Sie fühlt sich wohl hier, wegen des Meers und seiner Anwohner.
"Also, hier in Nieuwpoort-Stadt wohnen eigentlich die Ur-Nieuwpoorteners, das sind Fischer. Dann zieht man hier an die Küste, kauft sich ein Häuschen oder ein Apartment. Also, es ist so eine Mischung, kunterbunt."
Eine Wohnung mit Meerblick, der Traum vieler Belgier. Wahr wird er aber nur für die, die es sich leisten können.
"Eine Einzimmerwohnung fängt bei 160.000 Euro an, eine schöne Wohnung mit zwei Schlafzimmern kostet bis zu 400.000. Die belgische Küste ist eben kurz, nur etwa 65 Kilometer. Jeder will das Meer sehen, das treibt die Preise hoch."
Immobilienhändler Yves Mommerency hat sein Büro direkt an der Strandpromenade. Wohnungen hier sind bei seinen Kunden sehr begehrt.
"Das sind meistens ältere Menschen, das fängt um die 50 an. Das eigene Haus ist abbezahlt, da denken sie dann an eine Zweitwohnung, weil sie nicht mehr nach Spanien oder in die Türkei reisen wollen. In zwei Stunden ist man von Brüssel hier an der Küste."
Ein Fluchtort auch für Xenophobe
Und so gilt die belgische Küste als Refugium der Alten. Rentner und Pensionäre suchen die gesunde Seeluft – und manche treibt auch die Sehnsucht nach einer vergangenen Zeit hierher, bisweilen an der Grenze zum Rassismus.
"Hier zu wohnen bedeutet, das alte Belgien wiederzufinden. Brüssel ist inzwischen voller Ausländer. Das ist nicht mehr unsere Stadt. Ich bin kein Rassist, aber das ist einfach nicht mehr die Stadt, wie wir sie aus unserer Jugend kennen. Hier gibt es noch das echte Belgien", sagt ein kürzlich hierher gezogener Rentner und schiebt sich die verspiegelte Sonnenbrille auf die Stirn.
Auch hier an der Küste spiegeln sich die Verwerfungen der belgischen Gesellschaft, zwischen Flamen und Wallonen, Eingesessenen und Migranten, Bürgerlichen und Armen.
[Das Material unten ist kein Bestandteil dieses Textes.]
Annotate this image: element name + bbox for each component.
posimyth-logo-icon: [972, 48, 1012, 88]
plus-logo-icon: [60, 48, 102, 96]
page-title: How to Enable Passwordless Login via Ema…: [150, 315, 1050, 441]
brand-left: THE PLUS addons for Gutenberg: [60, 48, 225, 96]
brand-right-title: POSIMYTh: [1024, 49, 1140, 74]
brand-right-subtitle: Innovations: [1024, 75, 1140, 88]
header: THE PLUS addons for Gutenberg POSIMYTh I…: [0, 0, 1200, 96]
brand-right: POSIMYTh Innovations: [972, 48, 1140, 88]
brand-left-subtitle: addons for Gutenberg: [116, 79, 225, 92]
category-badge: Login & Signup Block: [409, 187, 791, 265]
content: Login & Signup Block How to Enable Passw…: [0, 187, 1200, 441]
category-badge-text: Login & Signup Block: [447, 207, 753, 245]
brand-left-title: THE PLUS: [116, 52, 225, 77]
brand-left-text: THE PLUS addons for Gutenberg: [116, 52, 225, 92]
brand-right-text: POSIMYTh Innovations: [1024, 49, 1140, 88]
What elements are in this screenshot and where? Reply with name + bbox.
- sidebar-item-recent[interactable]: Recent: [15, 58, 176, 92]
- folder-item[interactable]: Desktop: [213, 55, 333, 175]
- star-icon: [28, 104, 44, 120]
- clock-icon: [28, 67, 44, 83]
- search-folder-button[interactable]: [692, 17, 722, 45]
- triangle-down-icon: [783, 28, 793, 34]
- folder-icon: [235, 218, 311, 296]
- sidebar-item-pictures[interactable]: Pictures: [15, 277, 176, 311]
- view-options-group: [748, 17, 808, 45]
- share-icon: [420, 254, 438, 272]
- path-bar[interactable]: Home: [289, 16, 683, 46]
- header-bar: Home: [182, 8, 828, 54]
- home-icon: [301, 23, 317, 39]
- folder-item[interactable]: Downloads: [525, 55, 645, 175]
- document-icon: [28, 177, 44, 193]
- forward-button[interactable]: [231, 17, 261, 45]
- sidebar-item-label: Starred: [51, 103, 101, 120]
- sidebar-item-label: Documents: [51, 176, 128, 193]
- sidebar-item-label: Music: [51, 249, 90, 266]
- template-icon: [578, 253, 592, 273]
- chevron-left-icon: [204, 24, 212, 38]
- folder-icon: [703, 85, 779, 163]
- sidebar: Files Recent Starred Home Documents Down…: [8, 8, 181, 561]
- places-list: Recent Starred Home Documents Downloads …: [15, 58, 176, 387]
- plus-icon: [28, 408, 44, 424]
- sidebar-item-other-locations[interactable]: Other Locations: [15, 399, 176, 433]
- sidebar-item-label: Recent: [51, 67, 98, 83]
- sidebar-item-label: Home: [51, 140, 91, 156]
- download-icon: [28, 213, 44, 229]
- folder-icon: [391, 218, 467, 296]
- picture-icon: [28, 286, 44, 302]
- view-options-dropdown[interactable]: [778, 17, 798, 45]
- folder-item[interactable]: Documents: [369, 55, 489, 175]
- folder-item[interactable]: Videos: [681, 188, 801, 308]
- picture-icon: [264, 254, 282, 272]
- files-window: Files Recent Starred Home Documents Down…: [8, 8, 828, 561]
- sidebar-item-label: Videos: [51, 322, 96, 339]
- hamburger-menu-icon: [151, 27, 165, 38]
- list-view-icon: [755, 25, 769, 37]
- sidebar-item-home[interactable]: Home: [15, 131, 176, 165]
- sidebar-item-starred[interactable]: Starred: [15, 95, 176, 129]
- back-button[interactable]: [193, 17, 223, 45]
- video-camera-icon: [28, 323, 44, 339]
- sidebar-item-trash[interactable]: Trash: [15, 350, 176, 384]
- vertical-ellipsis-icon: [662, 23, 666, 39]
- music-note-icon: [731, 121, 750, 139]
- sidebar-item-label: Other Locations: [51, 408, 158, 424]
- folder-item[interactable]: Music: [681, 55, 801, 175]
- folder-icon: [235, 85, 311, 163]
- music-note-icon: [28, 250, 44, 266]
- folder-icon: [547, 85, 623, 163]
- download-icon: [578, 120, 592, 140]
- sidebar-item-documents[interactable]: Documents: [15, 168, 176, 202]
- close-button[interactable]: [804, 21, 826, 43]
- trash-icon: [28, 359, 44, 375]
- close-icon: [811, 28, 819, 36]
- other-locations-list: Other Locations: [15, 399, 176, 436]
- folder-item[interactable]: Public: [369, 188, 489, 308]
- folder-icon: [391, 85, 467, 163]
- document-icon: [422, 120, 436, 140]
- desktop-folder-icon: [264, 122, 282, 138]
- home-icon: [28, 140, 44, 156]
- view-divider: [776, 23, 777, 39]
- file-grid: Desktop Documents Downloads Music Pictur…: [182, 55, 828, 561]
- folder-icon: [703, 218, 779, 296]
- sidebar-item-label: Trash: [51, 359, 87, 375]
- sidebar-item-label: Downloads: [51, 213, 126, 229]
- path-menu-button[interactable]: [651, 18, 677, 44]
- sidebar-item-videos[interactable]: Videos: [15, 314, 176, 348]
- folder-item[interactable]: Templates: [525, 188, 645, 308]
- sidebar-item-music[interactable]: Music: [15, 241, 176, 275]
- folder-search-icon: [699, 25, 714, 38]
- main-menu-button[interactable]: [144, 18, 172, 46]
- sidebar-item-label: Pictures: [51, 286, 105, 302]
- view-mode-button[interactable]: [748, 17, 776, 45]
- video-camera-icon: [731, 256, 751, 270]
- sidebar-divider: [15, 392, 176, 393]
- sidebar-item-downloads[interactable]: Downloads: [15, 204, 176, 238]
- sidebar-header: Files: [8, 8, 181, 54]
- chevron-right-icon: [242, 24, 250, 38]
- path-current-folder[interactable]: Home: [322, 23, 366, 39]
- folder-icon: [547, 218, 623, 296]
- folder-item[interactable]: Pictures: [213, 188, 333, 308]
Und weit weg erscheint manchmal die Romantik, mit der eigentlich französischsprachige Jaques Brel sich einst an den flämischen Teil seiner Heimat wandte.
Die Kusttram hält das flache Land zusammen
Das flache Land an der belgischen Küste - die Kusttram hält es zusammen. In der Bahn wird geredet und getratscht, Nachbarn treffen sich auf dem Weg zum Einkaufen, Kinder fahren zur Schule. Für Straßenbahnfahrer Jeffrey ein Traumberuf.
"Jeden Tag ist etwas anderes. Die Strecke ist dieselbe, aber jeden Tag andere Leute, andere Situation jeden Tag."
Und auch das Meer ist niemals dasselbe. Beständig bleibt nur das Rattern der Küstentram.